But remember this is all secondary coverage. To get it you have to get denied by your insurance company which means 2 things:

Tell the truth about what you were doing at the time and risk getting denied and dropped from your insurance company.

Or

Commit insurance fraud by hiding the fact you were doing commercial work with your vehicle.

Here is what CA insurance commissioner recently recommended the PUC change in the insurance area:

http://www.insurancejournal.com/news/west/2014/04/09/325918.htm


----------



## Sydney Uber (Apr 15, 2014)

Walkersm said:


> This graphic explains it pretty well:
> http://blog.uber.com/uberXridesharinginsurance
> 
> If customer is in the car you car is covered, If your fault 1,000.00 deductible. If your insurance denies coverage.
> ...


Thanks Walkersm! I read both the linked articles, and so typical of the regulatory and industry bodies, they are stumbling over what should be necessary and what policy needs to be asserted. It's crazy that Taxpayers around the world actually feed such useless public servants.

UBER really are waiting for "the powers that be" to make up their minds and catch-up. If UBER is willing to organise commercial cover without the real obligation to do so (remember they ARE NOT a transportation company - they don't operate the cars) then that is a positive move and shows their willingness to sort the mess out.

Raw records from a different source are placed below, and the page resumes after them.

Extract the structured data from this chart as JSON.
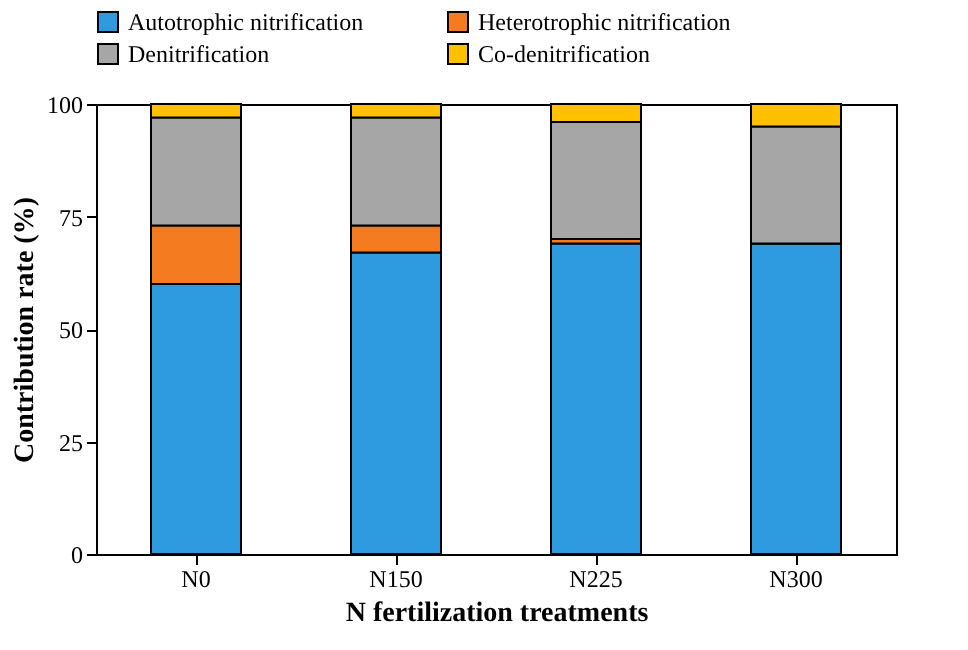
{
  "chart_data": {
    "type": "bar",
    "stacked": true,
    "xlabel": "N fertilization treatments",
    "ylabel": "Contribution rate (%)",
    "categories": [
      "N0",
      "N150",
      "N225",
      "N300"
    ],
    "series": [
      {
        "name": "Autotrophic nitrification",
        "color": "#2e9be0",
        "values": [
          60,
          67,
          69,
          69
        ]
      },
      {
        "name": "Heterotrophic nitrification",
        "color": "#f47b20",
        "values": [
          13,
          6,
          1,
          0
        ]
      },
      {
        "name": "Denitrification",
        "color": "#a6a6a6",
        "values": [
          24,
          24,
          26,
          26
        ]
      },
      {
        "name": "Co-denitrification",
        "color": "#ffc000",
        "values": [
          3,
          3,
          4,
          5
        ]
      }
    ],
    "ylim": [
      0,
      100
    ],
    "yticks": [
      0,
      25,
      50,
      75,
      100
    ],
    "grid": false,
    "legend": "top"
  }
}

I just hope that once an insurance underwriter finally develops a product to cover UBERX drivers and cars at ALL times, then riders are asked to share the extra cost with a minimum fare increase. Our insurance in Sydney for UBER Black cars costs a bomb.

My guess having owner drivers in UBERX would ultimately prove to be a much lower risk profile than Cabs, which should encourage insurance companies to come forward and actually compete for UBERX and provide reasonable rates.

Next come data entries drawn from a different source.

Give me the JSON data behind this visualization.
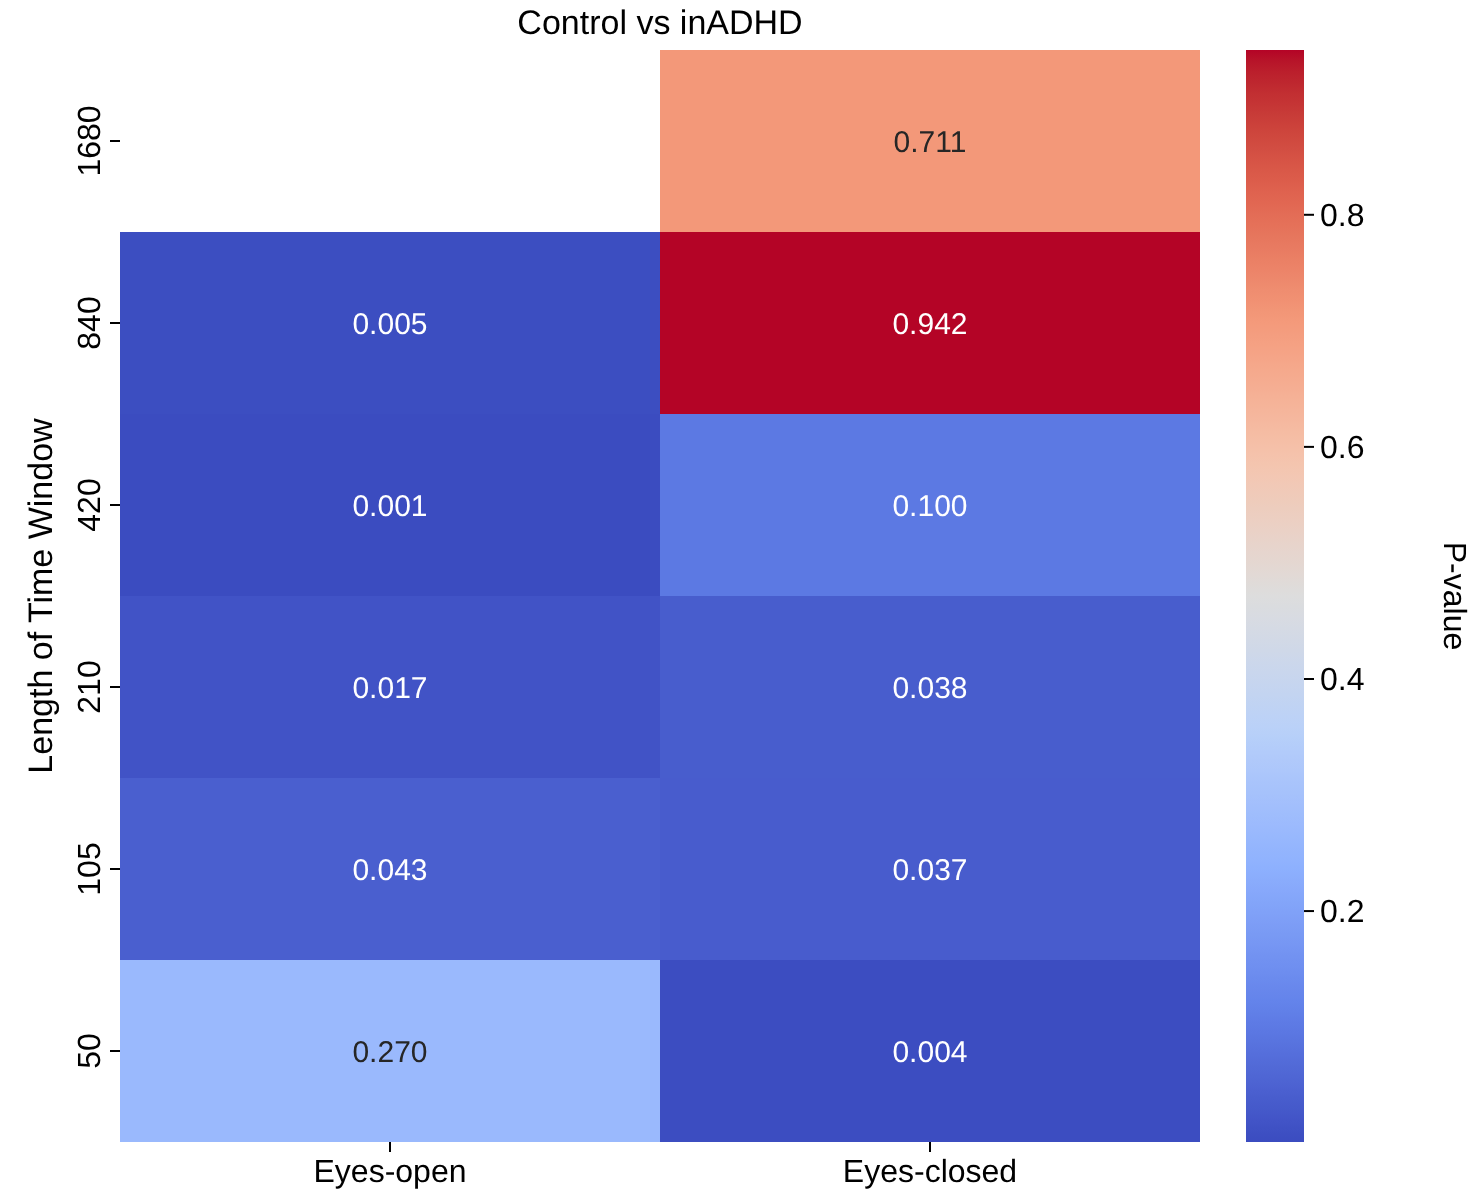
{
  "chart_data": {
    "type": "heatmap",
    "title": "Control vs inADHD",
    "ylabel": "Length of Time Window",
    "clabel": "P-value",
    "categories": [
      "Eyes-open",
      "Eyes-closed"
    ],
    "y_categories": [
      "1680",
      "840",
      "420",
      "210",
      "105",
      "50"
    ],
    "cells": [
      [
        null,
        0.711
      ],
      [
        0.005,
        0.942
      ],
      [
        0.001,
        0.1
      ],
      [
        0.017,
        0.038
      ],
      [
        0.043,
        0.037
      ],
      [
        0.27,
        0.004
      ]
    ],
    "cell_labels": [
      [
        null,
        "0.711"
      ],
      [
        "0.005",
        "0.942"
      ],
      [
        "0.001",
        "0.100"
      ],
      [
        "0.017",
        "0.038"
      ],
      [
        "0.043",
        "0.037"
      ],
      [
        "0.270",
        "0.004"
      ]
    ],
    "clim": [
      0.001,
      0.942
    ],
    "cticks": [
      0.2,
      0.4,
      0.6,
      0.8
    ]
  }
}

But don't hold your breath, Insurance companies are mainly manned by public servants that have lost their jobs!


----------



## worleeg (Apr 12, 2014)

Here in Illinois, the regulators state that insurance is unacceptable and they have to have a commercial insurance policy like the taxi.


----------



## Wyatt (Apr 17, 2014)

Insurance companies are the biggest gangsters in the world.
"Give me money or something bad happens to you"


----------



## LookyLou (Apr 28, 2014)

I just received this email from Sidecar regarding their new collision coverage for drivers. Looks like the insurance issues are moving in the right direction albeit slowly.

" Hi Drivers,

Here at Sidecar, the safety of our drivers and riders is paramount. We know it's top of mind for you too. Over the last few months, we've been working with our insurance carriers to offer the single most comprehensive insurance coverage for peer-to-peer transportation.

Today, we are pleased to announce that we will offer all of our drivers' additional insurance coverage up and above our $1 million commercial excess liability policy.*Under this new policy, damage to a Sidecar driver's car while on an active ride will be covered up to $50,000 with a driver deductible of $500 per occurrence.*

Sidecar's coverage is secondary to any other insurance policies held by the driver, and will kick in after all coverages from other insurance policies have been fully exhausted.

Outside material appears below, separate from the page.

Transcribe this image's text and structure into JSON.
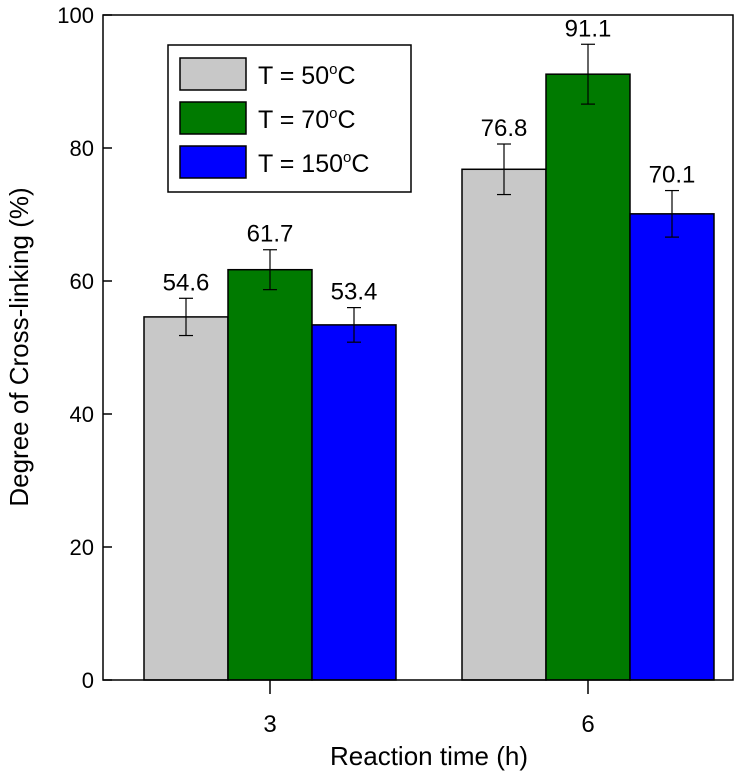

This new policy will join the many existing features currently in place to maintain the safety and security of drivers and riders. These include:

Comprehensive background checks conducted by a third party
GPS tracking of rides beginning to end
Electronic record of every ride
$1 million excess commercial liability insurance per incident
$50,000 collision insurance coverage per incident
Zero tolerance drug and alcohol policy
A cashless experience - you pay with the app
Live customer support available at a tap of a button
Even with all these safety precautions in place, accidents can still happen. Keeping our drivers protected in the event of an accident is something we take very seriously. It was important to us that we, as a company, offer a collision policy with the lowest deductible in the industry.

Safety is our #1 priority at Sidecar. We will be continually working with insurers to offer additional insurance solutions in the coming months that will make Sidecar the gold standard for trust and safety in peer-to-peer transportation.

Ride on, 
Beth Stevens, General Counsel "


----------



## worleeg (Apr 12, 2014)

This is unacceptable in Chicago. The regs require that rideshare companies policies are primary


----------



## blair (Apr 10, 2014)

Sounds like with Uber there is a gap if you are online, but wreck your car. If somehow your insurance company finds out you have been working for Uber they probably wont coveryour collision policy. Lets say you have a $25k prius, My guess is insurance companies are getting keen on investigating you for possible rideshare activity to not pay your $25k bill to a toyota finance.


----------



## franklin (Apr 21, 2014)

MN issued a consumer notice. An intersting point is this. " ...prior to becoming a driver, check with your agent,broker, or company to ensure your personal coverage would remain if you decided to drive for a TNC"

http://www.scribd.com/doc/221441445/TNC-advisory


----------



## Russell (Sep 6, 2014)

In Australia it is not lawful to have 2 active policies on one vehicle. NO insurer will allow the Uber stunt. You lie and get caught it is fraud. Insurance companies have all been placed on alert about this Uber phenomenon which is just despicable.

SIMPLE - pay the plate fees - pay the licence fees - pay your drivers more accordingly - be properly insured and care about your driving force as well as your customers.

Corporates who knowingly allow their staff to use the illegal discounted ride services are vicariously liable for sure and I just don;t get how Uber think they have the right to screw over everyone to make their $billions... wise up X people... get a licence legally - get more money - Uber does you NO FAVOURS at all...


----------